Reduced performance for actually reused data
Slower job execution
Resource contention

Solutions¶

Strategic CachingSmart Caching DecisionCache ManagementCache Monitoring

✅ Cache Only Reused DataFrames

# GOOD: Cache only reused DataFrames
expensive_df = df.groupBy("category").agg(
    count("*").alias("count"),
    avg("price").alias("avg_price"),
    sum("revenue").alias("total_revenue")
)

# This will be reused multiple times
expensive_df.cache()

# Multiple operations using cached data
high_volume = expensive_df.filter(col("count") > 1000)
low_volume = expensive_df.filter(col("count") < 100)
mid_range = expensive_df.filter(
    (col("count") >= 100) & (col("count") <= 1000)
)

# Clean up when done
expensive_df.unpersist()

✅ Intelligent Caching Logic

def should_cache(df, usage_count, computation_cost="medium"):
    """Decide whether to cache based on usage patterns"""

    cost_weights = {
        "low": 1,      # Simple transformations
        "medium": 3,   # Joins, groupBy
        "high": 10     # Complex aggregations, multiple joins
    }

    weight = cost_weights.get(computation_cost, 3)
    cache_benefit_score = usage_count * weight

    # Memory consideration
    partition_count = df.rdd.getNumPartitions()
    memory_concern = partition_count > 1000

    return {
        "should_cache": cache_benefit_score >= 6 and not memory_concern,
        "score": cache_benefit_score,
        "memory_concern": memory_concern
    }

# Usage example
expensive_computation = df.groupBy("category", "region").agg(
    countDistinct("user_id"),
    avg("amount")
)

cache_decision = should_cache(
    expensive_computation, 
    usage_count=3, 
    computation_cost="high"
)

if cache_decision["should_cache"]:
    expensive_computation.cache()
    print(f"✅ Caching (score: {cache_decision['score']})")
else:
    print(f"❌ Not caching (score: {cache_decision['score']})")

✅ Automatic Cache Cleanup

from contextlib import contextmanager

@contextmanager
def managed_cache(df, storage_level=None):
    """Context manager for automatic cache cleanup"""
    if storage_level:
        df.persist(storage_level)
    else:
        df.cache()

    try:
        df.count()  # Trigger cache
        yield df
    finally:
        df.unpersist()

# Usage - automatic cleanup
expensive_df = df.groupBy("category").agg(count("*"))

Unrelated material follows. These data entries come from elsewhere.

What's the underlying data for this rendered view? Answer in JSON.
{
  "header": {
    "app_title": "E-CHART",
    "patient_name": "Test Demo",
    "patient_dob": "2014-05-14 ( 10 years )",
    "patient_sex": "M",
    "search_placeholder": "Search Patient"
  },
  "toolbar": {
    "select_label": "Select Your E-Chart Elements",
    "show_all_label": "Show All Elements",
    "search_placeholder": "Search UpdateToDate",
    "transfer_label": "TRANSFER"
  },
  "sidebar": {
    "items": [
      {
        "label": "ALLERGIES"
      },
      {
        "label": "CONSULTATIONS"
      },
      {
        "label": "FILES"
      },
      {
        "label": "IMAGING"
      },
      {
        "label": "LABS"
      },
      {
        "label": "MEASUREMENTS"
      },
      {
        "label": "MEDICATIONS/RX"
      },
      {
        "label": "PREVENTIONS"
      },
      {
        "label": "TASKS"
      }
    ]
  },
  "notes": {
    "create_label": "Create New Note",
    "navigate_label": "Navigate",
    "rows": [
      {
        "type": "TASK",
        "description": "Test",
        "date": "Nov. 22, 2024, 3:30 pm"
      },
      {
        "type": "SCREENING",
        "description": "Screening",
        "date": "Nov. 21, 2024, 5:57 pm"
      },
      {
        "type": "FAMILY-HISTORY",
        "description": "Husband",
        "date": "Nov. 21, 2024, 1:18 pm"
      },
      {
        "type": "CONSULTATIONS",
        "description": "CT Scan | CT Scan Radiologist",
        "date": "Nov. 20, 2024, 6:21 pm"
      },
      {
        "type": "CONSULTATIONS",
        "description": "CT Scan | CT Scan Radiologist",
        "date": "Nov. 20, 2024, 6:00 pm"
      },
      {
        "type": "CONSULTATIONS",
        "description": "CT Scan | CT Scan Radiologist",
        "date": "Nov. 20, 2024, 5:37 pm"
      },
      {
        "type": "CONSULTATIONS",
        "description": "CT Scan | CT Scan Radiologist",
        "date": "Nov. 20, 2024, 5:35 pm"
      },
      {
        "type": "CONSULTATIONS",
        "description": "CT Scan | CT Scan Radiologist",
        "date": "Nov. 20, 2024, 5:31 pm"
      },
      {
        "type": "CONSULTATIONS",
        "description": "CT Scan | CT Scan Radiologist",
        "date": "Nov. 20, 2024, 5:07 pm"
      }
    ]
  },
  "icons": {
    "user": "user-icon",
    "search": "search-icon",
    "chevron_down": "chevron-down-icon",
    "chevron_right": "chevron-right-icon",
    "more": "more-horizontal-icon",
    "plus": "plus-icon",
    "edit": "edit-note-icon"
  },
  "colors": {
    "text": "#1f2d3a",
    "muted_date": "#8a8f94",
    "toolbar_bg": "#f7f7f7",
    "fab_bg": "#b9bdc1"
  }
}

with managed_cache(expensive_df) as cached_df:
    result1 = cached_df.filter(col("count") > 100).collect()
    result2 = cached_df.filter(col("count") < 50).collect()
    # Automatic cleanup when exiting context

✅ Monitor Cache Usage

def monitor_cache_usage():
    """Monitor current cache usage across cluster"""
    print("=== Cache Usage Report ===")

    storage_infos = spark.sparkContext._jsc.sc().getRDDStorageInfo()

    total_memory_used = 0
    total_disk_used = 0

    for storage_info in storage_infos:
        rdd_id = storage_info.id()
        memory_size_mb = storage_info.memSize() / (1024 * 1024)
        disk_size_mb = storage_info.diskSize() / (1024 * 1024)

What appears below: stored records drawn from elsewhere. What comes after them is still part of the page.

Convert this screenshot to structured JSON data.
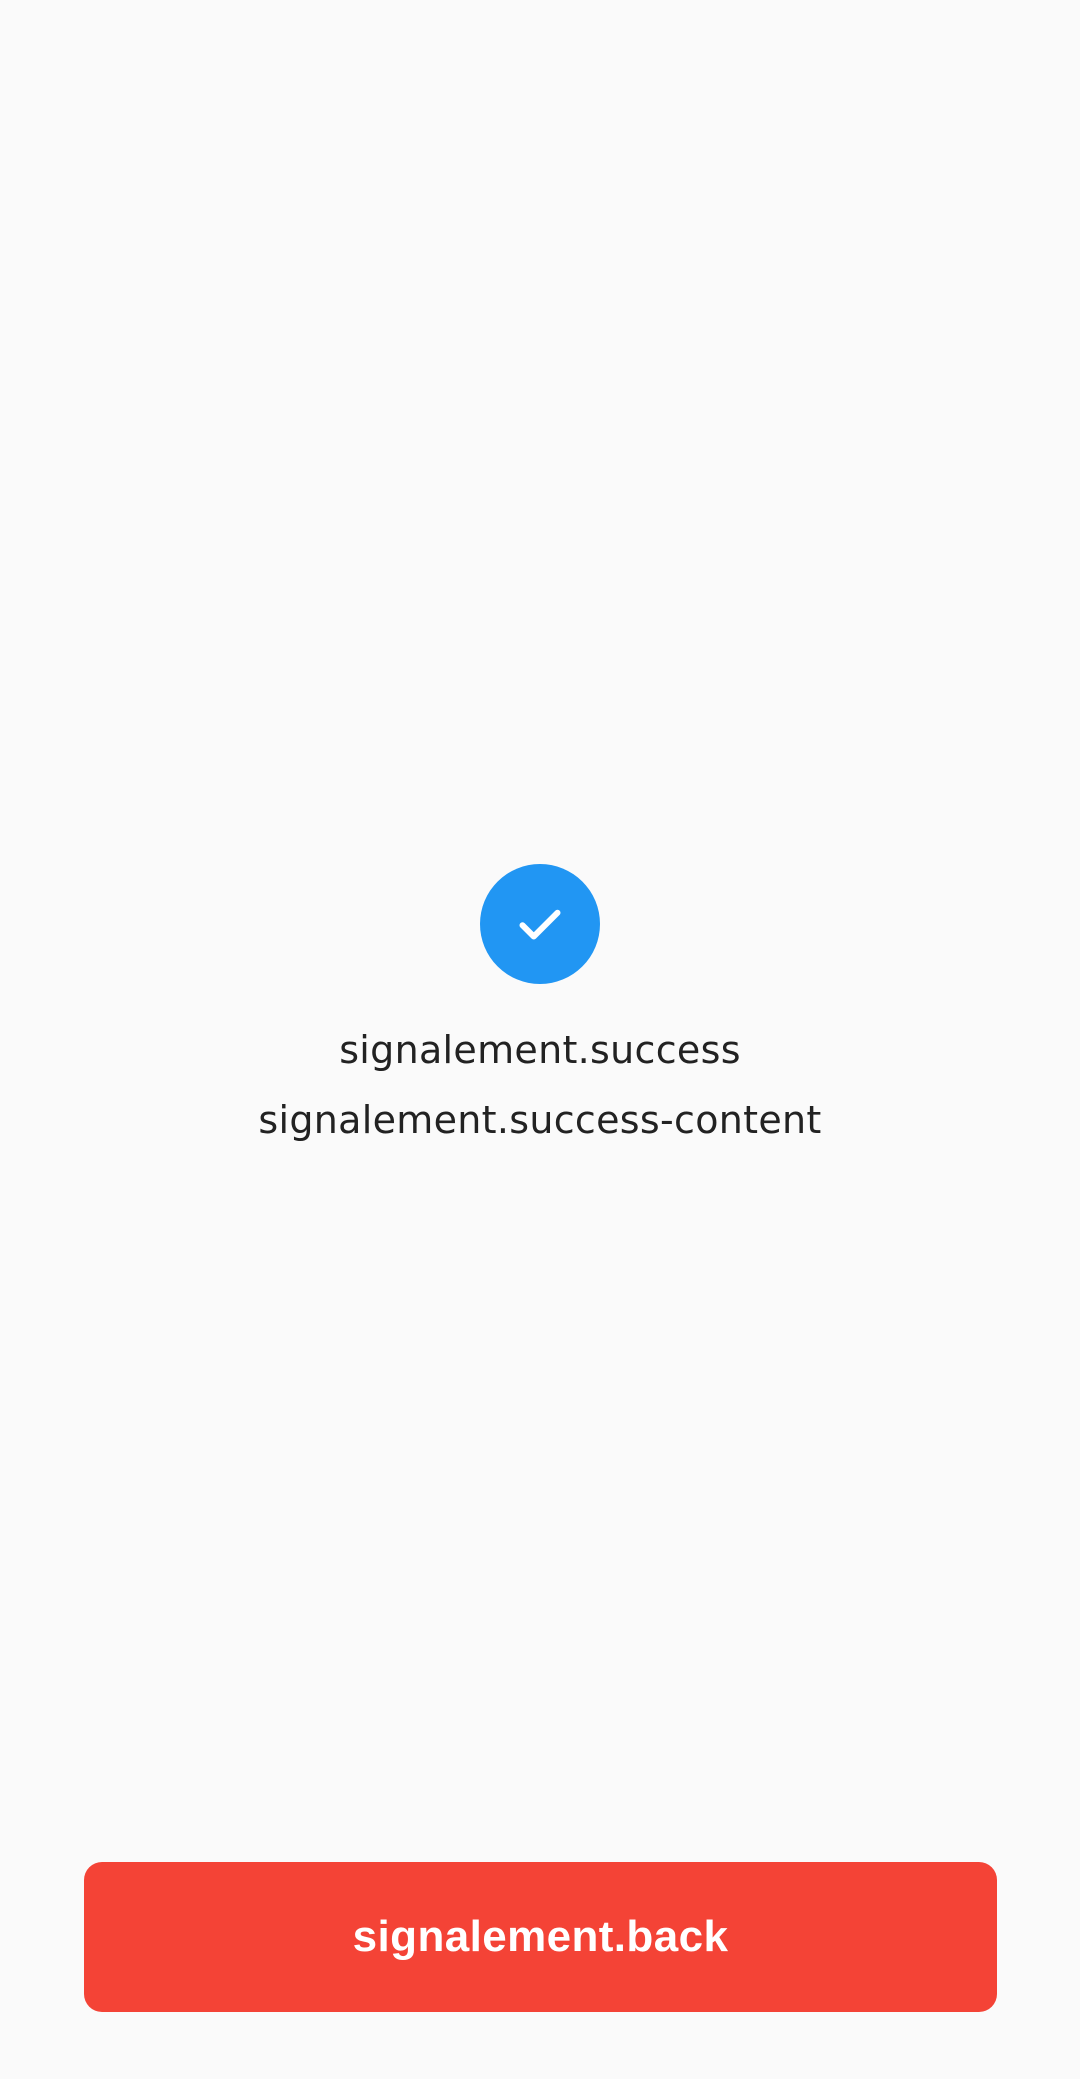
{
  "success": {
    "icon": "check-circle-icon",
    "title": "signalement.success",
    "content": "signalement.success-content"
  },
  "actions": {
    "back_label": "signalement.back"
  },
  "colors": {
    "background": "#fafafa",
    "accent": "#2196f3",
    "button": "#f44336",
    "text": "#222222"
  }
}
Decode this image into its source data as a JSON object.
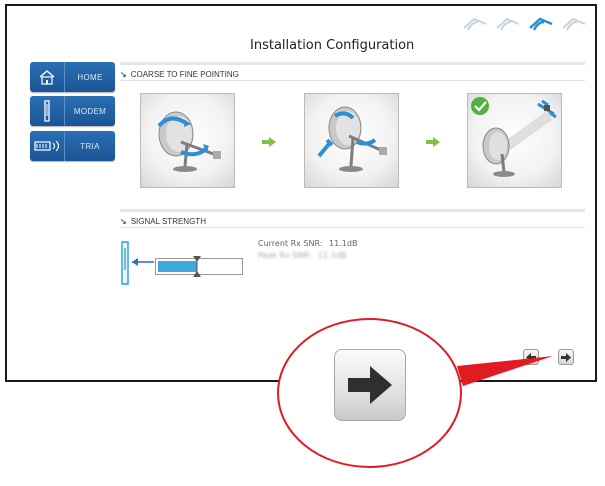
{
  "page": {
    "title": "Installation Configuration"
  },
  "wizard": {
    "steps": 4,
    "active_step": 3
  },
  "sidebar": {
    "items": [
      {
        "label": "HOME",
        "icon": "home-icon"
      },
      {
        "label": "MODEM",
        "icon": "modem-icon"
      },
      {
        "label": "TRIA",
        "icon": "tria-icon"
      }
    ]
  },
  "pointing": {
    "heading": "COARSE TO FINE POINTING",
    "steps": [
      {
        "icon": "dish-coarse-adjust-icon"
      },
      {
        "icon": "dish-fine-adjust-icon"
      },
      {
        "icon": "dish-aligned-satellite-icon"
      }
    ]
  },
  "signal": {
    "heading": "SIGNAL STRENGTH",
    "snr_label": "Current Rx SNR:",
    "snr_value": "11.1dB",
    "snr_blurred_label": "Peak Rx SNR:",
    "snr_blurred_value": "11.1dB",
    "level_fraction": 0.47
  },
  "navigation": {
    "back_icon": "arrow-left-icon",
    "next_icon": "arrow-right-icon"
  },
  "colors": {
    "accent": "#2b6fb4",
    "meter": "#41a8dd",
    "highlight": "#e11b22",
    "step_arrow": "#7cc142"
  }
}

        total_memory_used += memory_size_mb
        total_disk_used += disk_size_mb

        print(f"RDD {rdd_id}: {memory_size_mb:.1f}MB memory, {disk_size_mb:.1f}MB disk")

    print(f"Total: {total_memory_used:.1f}MB memory, {total_disk_used:.1f}MB disk")

    # Get executor memory info
    executors = spark.sparkContext.statusTracker().getExecutorInfos()
    total_executor_memory = sum(exec.maxMemory for exec in executors)
    cache_ratio = (total_memory_used * 1024 * 1024) / total_executor_memory

    print(f"Cache memory ratio: {cache_ratio:.1%}")

    if cache_ratio > 0.8:
        print("⚠️  High cache memory usage!")

# Monitor periodically
monitor_cache_usage()

Key Takeaways¶

Caching Best Practices

Cache when: DataFrame used 2+ times, expensive computation, memory available
Don't cache: One-time use, simple transformations, memory constrained
Monitor usage regularly to prevent memory issues
Clean up with .unpersist() when done

Measuring Impact¶

Cache Optimization Results

# Before: 5 cached DataFrames (3 unused) → 60% memory waste
# After:  2 strategically cached DataFrames → optimal memory usage
# Improvement: 3x better memory efficiency, faster execution

Strategic caching is about quality over quantity. Cache the right DataFrames at the right time, not everything "just in case".